Tack pushed himself away from the side of the mantisal, drifting over to catch hold of a strut, then hauled himself down to a standing position next to Traveller. Saphothere withdrew his left hand from one of the two spheres.

‘Place your hand in there,’ he instructed.

Tack rested his palm against the surface, which felt glassy until he pushed into it, then it gave way and enclosed his hand in cold jelly. Immediately there came a prickling stinging as of numerous needles penetrating his flesh. A chill spread up his arm, across his back, then leapt up via his neck and into his skull. The mantisal suddenly appeared even more transparent than normally, and the tunnel itself changed. Now they were hanging in the flaw of a gem, in which they held their position against a waterfall of light. And beyond this, interspace was again visible—infinite grey underlined by the black roiling of that strange sea.

‘What’s it doing?’

‘Connecting… and feeding as well.’

‘Feeding?’ Tack repeated woodenly.

‘Mantisals draw energy from sources we provide for them within interspace, but that is not enough for a material creature. They separate out carbon from our exhaled breath and, in this manner’—Saphothere nodded towards Tack’s hand—‘directly absorb other essential chemicals.’ Now, do you feel the connection?’

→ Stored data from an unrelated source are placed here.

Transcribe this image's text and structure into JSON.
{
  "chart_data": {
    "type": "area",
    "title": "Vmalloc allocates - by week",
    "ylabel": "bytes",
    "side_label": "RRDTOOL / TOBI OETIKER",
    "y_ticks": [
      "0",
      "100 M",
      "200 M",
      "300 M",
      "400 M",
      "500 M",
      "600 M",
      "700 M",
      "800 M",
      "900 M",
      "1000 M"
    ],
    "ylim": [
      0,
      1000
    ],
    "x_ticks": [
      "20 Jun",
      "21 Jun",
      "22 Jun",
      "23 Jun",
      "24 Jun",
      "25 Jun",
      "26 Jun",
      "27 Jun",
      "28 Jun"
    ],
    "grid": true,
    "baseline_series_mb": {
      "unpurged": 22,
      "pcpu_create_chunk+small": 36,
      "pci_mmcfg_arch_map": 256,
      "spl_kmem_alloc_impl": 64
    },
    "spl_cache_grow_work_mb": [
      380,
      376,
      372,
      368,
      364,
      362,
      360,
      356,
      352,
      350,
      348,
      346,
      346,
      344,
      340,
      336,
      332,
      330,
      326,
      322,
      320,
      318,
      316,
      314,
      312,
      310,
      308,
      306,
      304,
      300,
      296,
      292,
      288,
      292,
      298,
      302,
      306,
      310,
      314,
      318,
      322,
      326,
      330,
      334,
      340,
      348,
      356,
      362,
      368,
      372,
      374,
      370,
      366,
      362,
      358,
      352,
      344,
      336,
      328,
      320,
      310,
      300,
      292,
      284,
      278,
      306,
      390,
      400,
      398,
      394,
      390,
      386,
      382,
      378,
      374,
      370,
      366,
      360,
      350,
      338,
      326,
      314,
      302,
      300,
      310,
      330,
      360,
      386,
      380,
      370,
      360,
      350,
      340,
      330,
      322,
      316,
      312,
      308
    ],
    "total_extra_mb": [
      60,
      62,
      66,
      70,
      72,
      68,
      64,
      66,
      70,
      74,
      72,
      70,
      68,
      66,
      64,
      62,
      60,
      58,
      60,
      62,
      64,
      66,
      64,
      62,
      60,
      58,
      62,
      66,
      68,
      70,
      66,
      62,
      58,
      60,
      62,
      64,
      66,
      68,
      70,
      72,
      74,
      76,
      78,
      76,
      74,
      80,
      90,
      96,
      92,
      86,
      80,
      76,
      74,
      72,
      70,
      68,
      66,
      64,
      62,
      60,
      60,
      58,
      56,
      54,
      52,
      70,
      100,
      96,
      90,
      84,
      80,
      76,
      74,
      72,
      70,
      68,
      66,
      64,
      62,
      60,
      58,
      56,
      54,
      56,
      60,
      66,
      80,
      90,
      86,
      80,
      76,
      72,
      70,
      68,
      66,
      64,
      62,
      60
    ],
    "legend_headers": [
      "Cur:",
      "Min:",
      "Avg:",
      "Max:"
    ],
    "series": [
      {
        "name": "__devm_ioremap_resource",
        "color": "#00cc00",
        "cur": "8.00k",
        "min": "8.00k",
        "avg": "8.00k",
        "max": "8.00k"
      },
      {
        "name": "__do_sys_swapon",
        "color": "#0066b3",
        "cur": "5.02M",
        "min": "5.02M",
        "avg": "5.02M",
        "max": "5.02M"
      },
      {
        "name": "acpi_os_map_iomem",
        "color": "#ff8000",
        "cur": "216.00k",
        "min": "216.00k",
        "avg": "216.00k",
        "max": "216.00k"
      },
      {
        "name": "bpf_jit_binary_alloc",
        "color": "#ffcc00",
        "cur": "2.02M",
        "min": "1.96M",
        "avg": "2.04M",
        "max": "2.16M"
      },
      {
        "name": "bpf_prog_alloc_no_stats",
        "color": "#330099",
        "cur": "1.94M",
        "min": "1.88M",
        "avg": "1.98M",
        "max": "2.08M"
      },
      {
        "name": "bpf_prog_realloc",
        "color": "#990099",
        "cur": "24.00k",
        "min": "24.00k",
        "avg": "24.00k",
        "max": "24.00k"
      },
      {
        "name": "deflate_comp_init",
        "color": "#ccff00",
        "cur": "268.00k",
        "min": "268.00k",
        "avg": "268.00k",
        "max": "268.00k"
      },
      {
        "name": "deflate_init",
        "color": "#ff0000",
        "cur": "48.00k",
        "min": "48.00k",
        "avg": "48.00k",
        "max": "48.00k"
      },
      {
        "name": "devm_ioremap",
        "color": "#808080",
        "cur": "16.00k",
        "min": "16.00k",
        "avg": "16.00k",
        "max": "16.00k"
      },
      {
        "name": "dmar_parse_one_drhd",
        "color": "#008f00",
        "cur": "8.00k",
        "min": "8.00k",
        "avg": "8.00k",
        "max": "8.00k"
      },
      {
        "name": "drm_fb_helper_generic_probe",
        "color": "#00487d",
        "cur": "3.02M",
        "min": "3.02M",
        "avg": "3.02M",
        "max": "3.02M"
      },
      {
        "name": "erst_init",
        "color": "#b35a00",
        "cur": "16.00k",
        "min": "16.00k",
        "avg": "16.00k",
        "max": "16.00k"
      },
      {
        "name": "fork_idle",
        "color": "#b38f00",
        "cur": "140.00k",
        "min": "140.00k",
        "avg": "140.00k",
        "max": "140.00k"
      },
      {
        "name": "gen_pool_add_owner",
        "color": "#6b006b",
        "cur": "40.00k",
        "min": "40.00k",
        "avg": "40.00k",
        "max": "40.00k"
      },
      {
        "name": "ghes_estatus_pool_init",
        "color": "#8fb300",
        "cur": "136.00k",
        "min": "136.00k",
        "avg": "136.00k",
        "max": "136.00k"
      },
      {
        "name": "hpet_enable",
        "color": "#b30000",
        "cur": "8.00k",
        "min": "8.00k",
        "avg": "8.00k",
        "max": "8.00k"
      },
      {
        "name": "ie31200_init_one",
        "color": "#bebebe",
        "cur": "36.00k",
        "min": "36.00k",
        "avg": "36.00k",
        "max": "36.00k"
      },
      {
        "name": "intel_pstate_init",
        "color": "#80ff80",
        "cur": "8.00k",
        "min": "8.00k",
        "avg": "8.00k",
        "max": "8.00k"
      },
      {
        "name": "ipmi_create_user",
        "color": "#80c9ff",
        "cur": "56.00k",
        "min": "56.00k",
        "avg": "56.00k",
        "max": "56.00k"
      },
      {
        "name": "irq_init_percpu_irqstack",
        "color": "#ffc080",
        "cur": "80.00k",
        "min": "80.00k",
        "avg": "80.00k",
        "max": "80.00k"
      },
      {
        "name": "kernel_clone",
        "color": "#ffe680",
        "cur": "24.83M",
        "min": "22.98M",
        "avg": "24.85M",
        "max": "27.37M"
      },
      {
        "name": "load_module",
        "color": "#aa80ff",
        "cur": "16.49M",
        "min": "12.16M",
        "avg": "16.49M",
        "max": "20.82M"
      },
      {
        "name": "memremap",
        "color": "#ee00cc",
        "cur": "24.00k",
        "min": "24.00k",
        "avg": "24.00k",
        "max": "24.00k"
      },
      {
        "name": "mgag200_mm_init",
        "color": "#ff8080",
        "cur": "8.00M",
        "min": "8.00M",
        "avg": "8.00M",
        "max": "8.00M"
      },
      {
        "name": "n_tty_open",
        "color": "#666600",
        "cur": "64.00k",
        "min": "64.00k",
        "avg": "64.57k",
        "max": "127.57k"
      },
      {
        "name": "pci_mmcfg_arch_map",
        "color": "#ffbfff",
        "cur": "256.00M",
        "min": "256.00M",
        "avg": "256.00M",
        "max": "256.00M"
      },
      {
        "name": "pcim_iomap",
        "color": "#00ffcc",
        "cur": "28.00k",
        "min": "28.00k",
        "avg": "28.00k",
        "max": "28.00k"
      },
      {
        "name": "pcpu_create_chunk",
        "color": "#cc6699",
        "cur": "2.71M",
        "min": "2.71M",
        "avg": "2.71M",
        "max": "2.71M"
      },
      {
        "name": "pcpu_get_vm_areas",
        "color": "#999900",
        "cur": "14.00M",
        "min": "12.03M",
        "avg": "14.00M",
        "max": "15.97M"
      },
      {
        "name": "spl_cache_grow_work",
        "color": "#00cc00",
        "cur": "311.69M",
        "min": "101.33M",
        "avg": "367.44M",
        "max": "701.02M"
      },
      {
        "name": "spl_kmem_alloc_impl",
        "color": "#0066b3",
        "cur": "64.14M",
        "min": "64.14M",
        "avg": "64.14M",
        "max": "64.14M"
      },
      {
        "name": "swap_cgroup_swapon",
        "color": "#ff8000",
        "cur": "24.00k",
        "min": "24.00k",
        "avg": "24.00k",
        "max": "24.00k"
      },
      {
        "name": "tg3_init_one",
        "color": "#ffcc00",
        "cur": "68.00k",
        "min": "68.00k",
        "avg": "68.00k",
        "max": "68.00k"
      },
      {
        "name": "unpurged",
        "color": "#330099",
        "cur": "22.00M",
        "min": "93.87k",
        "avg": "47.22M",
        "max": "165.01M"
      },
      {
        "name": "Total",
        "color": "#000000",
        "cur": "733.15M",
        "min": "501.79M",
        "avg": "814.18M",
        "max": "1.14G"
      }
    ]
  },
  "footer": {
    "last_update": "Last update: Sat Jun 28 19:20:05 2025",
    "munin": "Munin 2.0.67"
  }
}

After trying to dismiss from his mind the fact that he was somehow being eaten, Tack did sense something. The mantisal was tired and wanted to rest. It felt confined by the distortion of interspace around it, and was aware of that distortion in a way that—through it—Tack instinctively tried to grasp, but it defeated him. The flow of light now began to diminish, and the mantisal began sliding to the edge of the flaw.